Team:Marburg/Design

The cut-off capsule

As shown in the pictures above we are able to build a functional prototype that would grant the opportunity to use the CDI-system to modify guts. We can pelletize cells carrying our CDI-system and use the pellet as filling of capsules. The bacteria in this capsule have the ability to inhibit the growth of other cells. The prototype works at least in laboratory environment as expected. As a possible design for future applications freeze-dried CDI bacteria could be used in an acid resistant pill. The pill would then dissolve in the intestine and release the bacteria. In that scenario this system would be able to reduce proteobacteria which are associated with obesity or to establish permanently in the gut and produce beneficial compounds such as vitamins to treat undernourishment or to release appetite supressing lipids to fight obesity, respectively.

In a futuristic scenario it could even be possible to use the CDI cells to sense any change in health indicating parameters by either signalling the deviation or counteracting by producing the corresponding suitable substance.

Common treatments for undernourishment require permanent intake of drugs or dietary supplements. CDI bacteria that have established in the gut could in general produce any compound of interest continuously in the gut thus making the need for constant medication unnecessary. Additionally the effect of CDI is locally limited. Cells need to get in contact with other cells to perform their growth inhibitory function. Antibiotics that are used to target gut bacteria will certainly spread across the whole body and can cause side effects in other organs. CDI cells can only inhibit target cells that carry BamA. This Protein is conserved in gram negative bacteria but absent in gram positive bacteria, which make up more than two third of the microbiome and are therefore not affected by CDI cells.

Next to all advantages of using CDI cells instead of common treatments, we need to think about possible disadvantages as well especially ethical considerations. Should we use genetically engineered bacteria to permanently modify our gut? And what would happen if the bacteria spread into the environment? The ethical issues should be discussed by politicians and lawyers together with scientists. As a solution for safety issues we plan to implement a kill switch (link) that ensures that none of our cells is able to live after having left the gut.

Once we prove that our prototype is not only functional in a laboratory environment but also in animal testing it is only one last but protracted step until we are able to market our product to people all around the world and provide them with a tool to permanently improve their health conditions. This one last step is the clinical trial. By law, newly developed products have to pass four phases of clinical trials in order to get an approval.

In phase 0, the preclinical phase, the general research takes place including animal testing. In this phase no human experiments are involved.

In phase 1 the drug or treatment is tested in a small group of healthy people. The goal of this phase is to determine whether the drug or treatment causes severe side effects and what is a safe dosage range. Analyzing the desired effectiveness is no goal of phase 1 studies.

In phase 2 the drug or treatment is tested in larger groups of patients suffering from the disease to be cured by the new drug.

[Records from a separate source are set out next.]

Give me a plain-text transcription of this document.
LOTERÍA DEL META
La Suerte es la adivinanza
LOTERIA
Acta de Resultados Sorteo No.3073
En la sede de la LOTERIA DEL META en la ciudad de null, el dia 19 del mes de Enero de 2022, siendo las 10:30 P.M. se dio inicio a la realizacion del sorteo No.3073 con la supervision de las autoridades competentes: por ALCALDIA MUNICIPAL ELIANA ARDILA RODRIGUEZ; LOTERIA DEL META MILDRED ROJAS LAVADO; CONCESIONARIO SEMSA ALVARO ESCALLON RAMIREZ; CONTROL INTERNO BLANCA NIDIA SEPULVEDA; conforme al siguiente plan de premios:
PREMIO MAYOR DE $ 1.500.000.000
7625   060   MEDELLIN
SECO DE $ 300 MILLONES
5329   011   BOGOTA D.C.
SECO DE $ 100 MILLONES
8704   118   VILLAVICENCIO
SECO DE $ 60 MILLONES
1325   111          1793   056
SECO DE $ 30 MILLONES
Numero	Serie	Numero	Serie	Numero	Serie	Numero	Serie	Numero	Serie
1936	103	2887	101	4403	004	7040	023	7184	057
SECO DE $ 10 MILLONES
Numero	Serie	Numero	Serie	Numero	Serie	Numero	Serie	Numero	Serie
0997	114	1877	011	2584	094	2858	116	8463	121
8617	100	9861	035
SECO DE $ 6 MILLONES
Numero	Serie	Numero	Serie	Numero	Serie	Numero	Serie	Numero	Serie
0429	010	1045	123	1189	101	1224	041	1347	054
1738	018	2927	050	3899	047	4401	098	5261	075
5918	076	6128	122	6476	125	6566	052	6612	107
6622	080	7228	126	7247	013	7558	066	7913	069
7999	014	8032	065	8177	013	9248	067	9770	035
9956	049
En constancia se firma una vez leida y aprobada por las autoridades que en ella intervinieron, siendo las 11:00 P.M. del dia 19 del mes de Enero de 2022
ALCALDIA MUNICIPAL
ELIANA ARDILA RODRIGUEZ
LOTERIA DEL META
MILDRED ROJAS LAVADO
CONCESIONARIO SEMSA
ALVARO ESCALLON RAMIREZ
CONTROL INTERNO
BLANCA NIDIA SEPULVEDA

An essential goal of this phase is to study the effectiveness of the drug in the dosage determined in phase 1.

In phase 3 the new drug or treatment is compared to standard drugs or treatments for this disease.

Phase 4 includes every study after the drug or treatment has been brought to market, including long-term side effects or effects in different parts of the population.

In general to carry out clinical trials in Europe the criteria and requirements of the EU pharmaceutical legislation for medicinal products for human use have to be followed. This legislation ensures the safety of all trial subjects. Additionally a vote of favour is needed by the ethics committee of the member state where the clinical trial is planned to be marketed.
If clinical trials are to be done for drugs that contain or consist of GMO´s it has to be decided if the drug leads to contained use which is defined as: “any activity in which organisms are genetically modified or in which such organisms are cultured, stored, transported, destroyed, disposed or used in any other way and for which specific containment and other protective measures are used to limit their contact with the general public and the environment” or as deliberate release which are all activities not rated as contained use.
If the clinical trial is classified as deliberate release an environmental risk assessment (ERA) has to be added to the application.

An ERA includes about five points.

  • 1. Identification of potential adverse effects,
  • 2. Estimation of the likelihood,
  • 3. Risk estimation,
  • 4. Risk management
  • 5. Assessment of the overall environmental impact.

The final decision after a clinical trial if a product is released in the European Union is taken by the European commission. In the USA the FDA is the corresponding organization. After a product is launched further experiments are conducted as part of clinical phase 4 to observe long term side effects. The process from a prototype in a laboratory environment to a ready to market product including approval of all governmental organisations can take decades and probably costs millions of dollars. But every billion dollar blockbuster product started at the same stage as our project - as a prototype in the lab.